Saturday was the best day. It started with me finding an apple under the front tire of my car. Of course, I kicked it. It rolled down the hill, skipping and hopping like the Gingerbread Man. Then, in a perfect arc, it rounded the corner and went out of sight. I was tempted to follow, to see where it was going.

It was a fine, sunny, foggy last day. I took my parents on a driving tour of San Francisco: The Presidio, Legion of Honor, Sutro Baths, Ocean Beach, GG Park, Twin Peaks, where tendrils of fog zoomed around like, um, clouds in a hurricane. My brother M, by the way, got a two-page spread in a major national news magazine. Go M! I bought two copies with my dad. It's about time one of us made the big time.
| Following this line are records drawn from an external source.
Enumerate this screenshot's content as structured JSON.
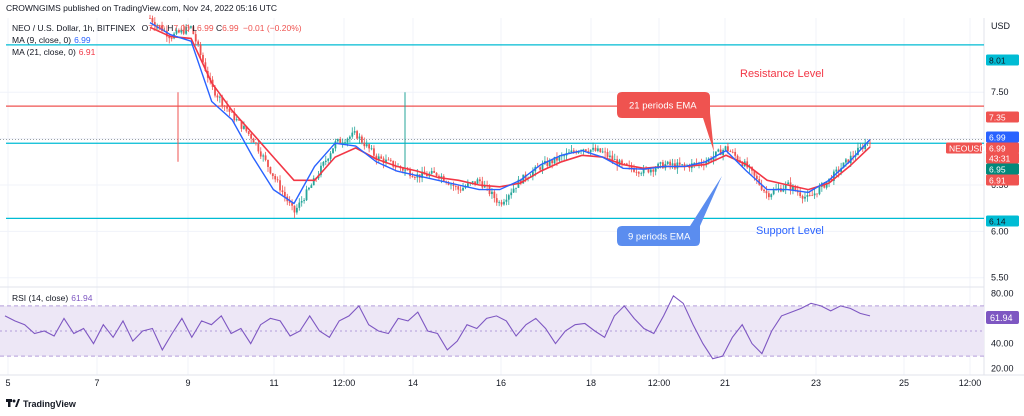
{
  "header": {
    "publisher_line": "CROWNGIMS published on TradingView.com, Nov 24, 2022 05:16 UTC",
    "symbol": "NEO / U.S. Dollar, 1h, BITFINEX",
    "ohlc_label_o": "O",
    "ohlc_o": "7.00",
    "ohlc_label_h": "H",
    "ohlc_h": "7.00",
    "ohlc_label_l": "L",
    "ohlc_l": "6.99",
    "ohlc_label_c": "C",
    "ohlc_c": "6.99",
    "change": "−0.01 (−0.20%)"
  },
  "indicators": {
    "ma9_label": "MA (9, close, 0)",
    "ma9_value": "6.99",
    "ma21_label": "MA (21, close, 0)",
    "ma21_value": "6.91",
    "rsi_label": "RSI (14, close)",
    "rsi_value": "61.94"
  },
  "colors": {
    "up": "#26a69a",
    "down": "#ef5350",
    "ma9": "#2962ff",
    "ma21": "#f23645",
    "rsi": "#7e57c2",
    "rsi_band": "#ede7f6",
    "cyan_line": "#00bcd4",
    "support_label": "#2962ff",
    "resistance_label": "#f23645"
  },
  "annotations": {
    "resistance": "Resistance Level",
    "support": "Support Level",
    "ema21_callout": "21 periods EMA",
    "ema9_callout": "9 periods EMA"
  },
  "price_scale": {
    "currency": "USD",
    "ticks": [
      "7.50",
      "7.00",
      "6.50",
      "6.00",
      "5.50"
    ],
    "labels": [
      {
        "text": "8.01",
        "kind": "cyan"
      },
      {
        "text": "7.35",
        "kind": "red"
      },
      {
        "text": "6.99",
        "kind": "blue"
      },
      {
        "text": "NEOUSD",
        "kind": "red"
      },
      {
        "text": "6.99",
        "kind": "red"
      },
      {
        "text": "43:31",
        "kind": "red"
      },
      {
        "text": "6.95",
        "kind": "cyan"
      },
      {
        "text": "6.91",
        "kind": "red"
      },
      {
        "text": "6.14",
        "kind": "cyan"
      }
    ]
  },
  "rsi_scale": {
    "ticks": [
      "80.00",
      "60.00",
      "40.00",
      "20.00"
    ],
    "current": "61.94"
  },
  "time_axis": [
    "5",
    "7",
    "9",
    "11",
    "12:00",
    "14",
    "16",
    "18",
    "12:00",
    "21",
    "23",
    "25",
    "12:00"
  ],
  "footer": {
    "brand": "TradingView"
  },
  "chart_data": {
    "type": "candlestick",
    "title": "NEO / U.S. Dollar, 1h, BITFINEX",
    "ylabel": "USD",
    "ylim": [
      5.4,
      8.3
    ],
    "levels": {
      "resistance_upper": 8.01,
      "resistance": 7.35,
      "pivot": 6.95,
      "support": 6.14
    },
    "price_path": [
      {
        "x": "8",
        "y": 8.3
      },
      {
        "x": "8",
        "y": 8.1
      },
      {
        "x": "8",
        "y": 8.2
      },
      {
        "x": "9",
        "y": 7.55
      },
      {
        "x": "9",
        "y": 7.25
      },
      {
        "x": "9",
        "y": 7.0
      },
      {
        "x": "9",
        "y": 6.6
      },
      {
        "x": "10",
        "y": 6.2
      },
      {
        "x": "10",
        "y": 6.55
      },
      {
        "x": "11",
        "y": 6.95
      },
      {
        "x": "11",
        "y": 7.05
      },
      {
        "x": "11",
        "y": 6.8
      },
      {
        "x": "12:00",
        "y": 6.7
      },
      {
        "x": "12:00",
        "y": 6.6
      },
      {
        "x": "13",
        "y": 6.62
      },
      {
        "x": "13",
        "y": 6.45
      },
      {
        "x": "14",
        "y": 6.55
      },
      {
        "x": "14",
        "y": 6.3
      },
      {
        "x": "14",
        "y": 6.55
      },
      {
        "x": "15",
        "y": 6.7
      },
      {
        "x": "15",
        "y": 6.8
      },
      {
        "x": "16",
        "y": 6.9
      },
      {
        "x": "16",
        "y": 6.85
      },
      {
        "x": "17",
        "y": 6.7
      },
      {
        "x": "17",
        "y": 6.65
      },
      {
        "x": "18",
        "y": 6.72
      },
      {
        "x": "18",
        "y": 6.7
      },
      {
        "x": "12:00",
        "y": 6.75
      },
      {
        "x": "20",
        "y": 6.9
      },
      {
        "x": "21",
        "y": 6.7
      },
      {
        "x": "21",
        "y": 6.4
      },
      {
        "x": "22",
        "y": 6.5
      },
      {
        "x": "22",
        "y": 6.35
      },
      {
        "x": "23",
        "y": 6.55
      },
      {
        "x": "23",
        "y": 6.78
      },
      {
        "x": "24",
        "y": 6.99
      }
    ],
    "spikes": [
      {
        "x": "9",
        "high": 7.5,
        "low": 6.75
      },
      {
        "x": "14",
        "high": 7.5,
        "low": 6.6
      }
    ],
    "ma9_path": [
      8.25,
      8.12,
      8.05,
      7.4,
      7.2,
      6.8,
      6.45,
      6.3,
      6.7,
      6.95,
      6.92,
      6.75,
      6.65,
      6.6,
      6.55,
      6.5,
      6.45,
      6.45,
      6.55,
      6.72,
      6.82,
      6.87,
      6.8,
      6.68,
      6.67,
      6.7,
      6.7,
      6.75,
      6.87,
      6.65,
      6.45,
      6.45,
      6.42,
      6.55,
      6.75,
      6.99
    ],
    "ma21_path": [
      8.2,
      8.1,
      8.08,
      7.6,
      7.3,
      7.05,
      6.8,
      6.55,
      6.55,
      6.8,
      6.9,
      6.78,
      6.7,
      6.65,
      6.58,
      6.55,
      6.5,
      6.48,
      6.52,
      6.65,
      6.75,
      6.82,
      6.8,
      6.72,
      6.68,
      6.7,
      6.7,
      6.72,
      6.82,
      6.72,
      6.55,
      6.5,
      6.45,
      6.52,
      6.7,
      6.91
    ],
    "rsi": {
      "ylim": [
        15,
        85
      ],
      "bands": [
        30,
        70
      ],
      "values": [
        62,
        58,
        55,
        48,
        50,
        46,
        60,
        48,
        52,
        40,
        55,
        45,
        58,
        42,
        50,
        52,
        35,
        48,
        60,
        45,
        58,
        55,
        62,
        48,
        52,
        40,
        55,
        60,
        58,
        46,
        50,
        62,
        50,
        45,
        58,
        62,
        70,
        55,
        50,
        48,
        60,
        58,
        65,
        50,
        48,
        35,
        42,
        55,
        52,
        60,
        62,
        58,
        46,
        55,
        60,
        52,
        40,
        50,
        55,
        56,
        50,
        45,
        62,
        70,
        60,
        52,
        48,
        62,
        78,
        72,
        55,
        40,
        28,
        30,
        45,
        55,
        40,
        32,
        50,
        62,
        65,
        68,
        72,
        70,
        66,
        70,
        68,
        64,
        62
      ]
    }
  }
}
On my last visit to Rochester, NY, in August, I called my mom from the gate to tell her about The Puffer. In Rochester International Airport (Ha!) you walk into a booth that blasts you with air, which they then check for explosive materials to make sure you are not a walking bomb. I was not a walking bomb, so I was allowed to continue. I guess if you are, the booth just stays shut and some guys in a forklift come carry it away, in case you detonate yourself.

But I digress.

Earlier this week, I talked to my sister D. She'd just dropped my parents at the airport to come here. "It's weird," she tells me. "They're really excited about going through this security machine at the airport. I guess it puffs air at you or something."

This morning at 6am, the security women gave my mom a full rub-down. They patted her fanny (the american version), hips, waist, legs. They checked the underwires of her bra. Keep in mind here, my mother is a silver-haired 74-year-old retired Methodist pastor. And she's had surgery recently: two new knees and a pinned ankle.

"Everything beeped," my mom said when she called from the gate. "My bra beeped, the straps beeped, the underwire beeped. My zipper beeped. My knee beeped, both knees beeped. My ankle beeped. My watch beeped. I was one big beeping mess." I love my mom.

There she stood, in her blue polo shirt and slacks, while they wanded her. She had her head set a little to one side -- an early warning sign that she's just about had it. If things continued, she would shake her head, and then put her hands in the air in exasperation, as if she were clutching a gigantic submarine sandwich.

I watched. Her hands did not go up. But I was ready, boy. Like Mel Gibson in that terrible The Patriot movie, which I never saw, I would burst through the narrow ribbon of nylon and leap onto the x-ray conveyor belt. And point and say, "Get your hands off my mother." This must be what it's like to have kids. As my mom would, and did, say, I need to get a life.